What it – and a global stock rout – also presented was the perfect opportunity for OMERS to say “not so fast”. Did we say $11/share? It feels like $10.25 right now. Bad for our Decade of Daddy Mirror Fund™, but wise for the municipal employees and retirees of Ontario. Malcom White, representing CI Mutual Funds, had this to say to the DTM:
“It’s understandable that Borealis is asking for a minor price adjustment given the state of the markets. It’s a positive that Borealis is still willing to do the deal. We still plan to tender our shares to the offer,” Mr. White said.
Naturally, all eyes will look to North York to see if the good people at the Ontario Teachers Pension Plan Board (“Teachers”) will invoke something similar once the initial feedback comes back from their lenders regarding the saleability of some of the BCE bonds currently being offered to the worlds’ incredibly stretched commercial banks. CI Funds, for example, owns BCE in several of its mutual funds. You can imagine the same theme coming from portfolio manager Eric Bushell, for example, as 3% of his $3.5 billion CI Signature Select Canadian Fund is invested in BCE shares.
OMERS has provided Teachers cover, as they say, but will they walk down the same path? Don’t bet on it. Having predicted it once before (see prior post “The nervous silence breaks on BCE” May 19-08) and been wrong, I’m hestitant to do it again even if it makes so much sense.
For several quarters, the working theory has been that the formal lending agreement ties the BCE LBO lending quartet in knots, but it is all obstensibly tied to a $42.75/share offer for BCE. Try to change the ticket price of the LBO deal, so the story goes, and the banks get to walk as the contract is no longer valid.

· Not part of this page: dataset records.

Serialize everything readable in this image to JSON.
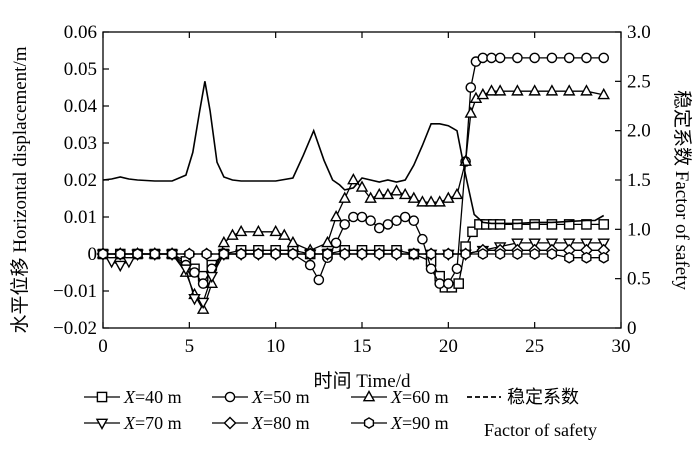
{
  "chart_data": {
    "type": "line",
    "xlabel": "时间 Time/d",
    "ylabel_left": "水平位移 Horizontal displacement/m",
    "ylabel_right": "稳定系数 Factor of safety",
    "xlim": [
      0,
      30
    ],
    "ylim_left": [
      -0.02,
      0.06
    ],
    "ylim_right": [
      0,
      3.0
    ],
    "x_ticks": [
      "0",
      "5",
      "10",
      "15",
      "20",
      "25",
      "30"
    ],
    "y_left_ticks": [
      "-0.02",
      "-0.01",
      "0",
      "0.01",
      "0.02",
      "0.03",
      "0.04",
      "0.05",
      "0.06"
    ],
    "y_right_ticks": [
      "0",
      "0.5",
      "1.0",
      "1.5",
      "2.0",
      "2.5",
      "3.0"
    ],
    "legend_placement": "bottom",
    "series": [
      {
        "name": "X=40 m",
        "marker": "square",
        "axis": "left",
        "x": [
          0,
          1,
          2,
          3,
          4,
          4.8,
          5.3,
          5.8,
          6.3,
          7,
          8,
          9,
          10,
          11,
          12,
          13,
          14,
          15,
          16,
          17,
          18,
          19,
          19.5,
          19.8,
          20.2,
          20.6,
          21.0,
          21.4,
          21.8,
          22.2,
          22.6,
          23,
          24,
          25,
          26,
          27,
          28,
          29
        ],
        "y": [
          0,
          0,
          0,
          0,
          0,
          -0.002,
          -0.004,
          -0.006,
          -0.003,
          0,
          0.001,
          0.001,
          0.001,
          0.001,
          0,
          0,
          0.001,
          0.001,
          0.001,
          0.001,
          0,
          -0.002,
          -0.006,
          -0.009,
          -0.009,
          -0.008,
          0.002,
          0.006,
          0.008,
          0.008,
          0.008,
          0.008,
          0.008,
          0.008,
          0.008,
          0.008,
          0.008,
          0.008
        ]
      },
      {
        "name": "X=50 m",
        "marker": "circle",
        "axis": "left",
        "x": [
          0,
          1,
          2,
          3,
          4,
          4.8,
          5.3,
          5.8,
          6.3,
          7,
          8,
          9,
          10,
          11,
          12,
          12.5,
          13,
          13.5,
          14,
          14.5,
          15,
          15.5,
          16,
          16.5,
          17,
          17.5,
          18,
          18.5,
          19,
          19.5,
          20,
          20.5,
          21,
          21.3,
          21.6,
          22,
          22.5,
          23,
          24,
          25,
          26,
          27,
          28,
          29
        ],
        "y": [
          0,
          0,
          0,
          0,
          0,
          -0.003,
          -0.005,
          -0.008,
          -0.004,
          0,
          0,
          0,
          0,
          0,
          -0.003,
          -0.007,
          -0.001,
          0.003,
          0.008,
          0.01,
          0.01,
          0.009,
          0.007,
          0.008,
          0.009,
          0.01,
          0.009,
          0.004,
          -0.004,
          -0.008,
          -0.008,
          -0.004,
          0.025,
          0.045,
          0.052,
          0.053,
          0.053,
          0.053,
          0.053,
          0.053,
          0.053,
          0.053,
          0.053,
          0.053
        ]
      },
      {
        "name": "X=60 m",
        "marker": "triangle-up",
        "axis": "left",
        "x": [
          0,
          1,
          2,
          3,
          4,
          4.8,
          5.3,
          5.8,
          6.3,
          7,
          7.5,
          8,
          9,
          10,
          10.5,
          11,
          12,
          13,
          13.5,
          14,
          14.5,
          15,
          15.5,
          16,
          16.5,
          17,
          17.5,
          18,
          18.5,
          19,
          19.5,
          20,
          20.5,
          21,
          21.3,
          21.6,
          22,
          22.5,
          23,
          24,
          25,
          26,
          27,
          28,
          29
        ],
        "y": [
          0,
          0,
          0,
          0,
          0,
          -0.005,
          -0.011,
          -0.015,
          -0.008,
          0.003,
          0.005,
          0.006,
          0.006,
          0.006,
          0.005,
          0.003,
          0.001,
          0.003,
          0.01,
          0.015,
          0.02,
          0.018,
          0.015,
          0.016,
          0.016,
          0.017,
          0.016,
          0.015,
          0.014,
          0.014,
          0.014,
          0.015,
          0.016,
          0.025,
          0.038,
          0.042,
          0.043,
          0.044,
          0.044,
          0.044,
          0.044,
          0.044,
          0.044,
          0.044,
          0.043
        ]
      },
      {
        "name": "X=70 m",
        "marker": "triangle-down",
        "axis": "left",
        "x": [
          0,
          0.5,
          1,
          1.5,
          2,
          3,
          4,
          4.8,
          5.3,
          5.8,
          6.3,
          7,
          8,
          9,
          10,
          11,
          12,
          13,
          14,
          15,
          16,
          17,
          18,
          19,
          20,
          21,
          22,
          23,
          24,
          25,
          26,
          27,
          28,
          29
        ],
        "y": [
          0,
          -0.002,
          -0.003,
          -0.002,
          0,
          0,
          0,
          -0.004,
          -0.012,
          -0.013,
          -0.006,
          0,
          0,
          0,
          0,
          0,
          0,
          0,
          0,
          0,
          0,
          0,
          0,
          0,
          0,
          0,
          0.001,
          0.002,
          0.003,
          0.003,
          0.003,
          0.003,
          0.003,
          0.003
        ]
      },
      {
        "name": "X=80 m",
        "marker": "diamond",
        "axis": "left",
        "x": [
          0,
          1,
          2,
          3,
          4,
          5,
          6,
          7,
          8,
          9,
          10,
          11,
          12,
          13,
          14,
          15,
          16,
          17,
          18,
          19,
          20,
          21,
          22,
          23,
          24,
          25,
          26,
          27,
          28,
          29
        ],
        "y": [
          0,
          0,
          0,
          0,
          0,
          0,
          0,
          0,
          0,
          0,
          0,
          0,
          0,
          0,
          0,
          0,
          0,
          0,
          0,
          0,
          0,
          0,
          0.001,
          0.001,
          0.001,
          0.001,
          0.001,
          0.001,
          0.001,
          0.001
        ]
      },
      {
        "name": "X=90 m",
        "marker": "hexagon",
        "axis": "left",
        "x": [
          0,
          1,
          2,
          3,
          4,
          5,
          6,
          7,
          8,
          9,
          10,
          11,
          12,
          13,
          14,
          15,
          16,
          17,
          18,
          19,
          20,
          21,
          22,
          23,
          24,
          25,
          26,
          27,
          28,
          29
        ],
        "y": [
          0,
          0,
          0,
          0,
          0,
          0,
          0,
          0,
          0,
          0,
          0,
          0,
          0,
          0,
          0,
          0,
          0,
          0,
          0,
          0,
          0,
          0,
          0,
          0,
          0,
          0,
          0,
          -0.001,
          -0.001,
          -0.001
        ]
      },
      {
        "name": "稳定系数 Factor of safety",
        "marker": "none",
        "axis": "right",
        "dash": true,
        "x": [
          0,
          0.5,
          1,
          1.5,
          2,
          3,
          4,
          4.8,
          5.2,
          5.6,
          5.9,
          6.2,
          6.6,
          7,
          7.5,
          8,
          9,
          10,
          11,
          11.6,
          12.2,
          12.8,
          13.3,
          13.7,
          14,
          14.5,
          15,
          15.5,
          16,
          16.5,
          17,
          17.5,
          18,
          18.5,
          19,
          19.5,
          20,
          20.5,
          21,
          21.5,
          22,
          22.5,
          23,
          24,
          25,
          26,
          27,
          28,
          28.5,
          29
        ],
        "y": [
          1.5,
          1.51,
          1.53,
          1.51,
          1.5,
          1.49,
          1.49,
          1.55,
          1.78,
          2.2,
          2.5,
          2.2,
          1.68,
          1.53,
          1.5,
          1.49,
          1.49,
          1.49,
          1.52,
          1.75,
          2.0,
          1.7,
          1.5,
          1.45,
          1.4,
          1.42,
          1.52,
          1.5,
          1.48,
          1.5,
          1.48,
          1.5,
          1.65,
          1.85,
          2.07,
          2.07,
          2.05,
          2.0,
          1.55,
          1.15,
          1.07,
          1.06,
          1.06,
          1.06,
          1.07,
          1.07,
          1.08,
          1.09,
          1.09,
          1.14
        ]
      }
    ]
  }
}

It is more than a trifle odd, and utterly unfortunate, that to keep the largest LBO in history intact, Teachers may not be able to grind we BCE shareholders a penny. Even if we deserve it. Setting aside the the 34% drop in the TSX since the deal was consummated on June 30, 2007, they now have the benefit of cover from a sister pension fund in their own backyard.
How is it possibly in the interest of shareholders at CitiBank, Deutsche Bank, RBS and TD Bank to, in essence, force Teachers to overpay for BCE? Attention bankers! A lack of common sense is what got the world into this credit mess. But there’s still time to repent and be smart about BCE.
If the bankers are actually going to close on their “ironclad” committed lending facility, then let Teachers cut their price: Teranet’s 6.8% is a good place to start, but not nearly enough in this case. If you intend to bail on the deal, which is destined to close in 6 weeks, then pull the plug now.
To knowingly force Teachers to pay $42.75, just to keep you legally bound to the deal, increases the risk to your own shareholders, and ensures a larger mark-to-market haircut if you actually close. Let common sense prevail.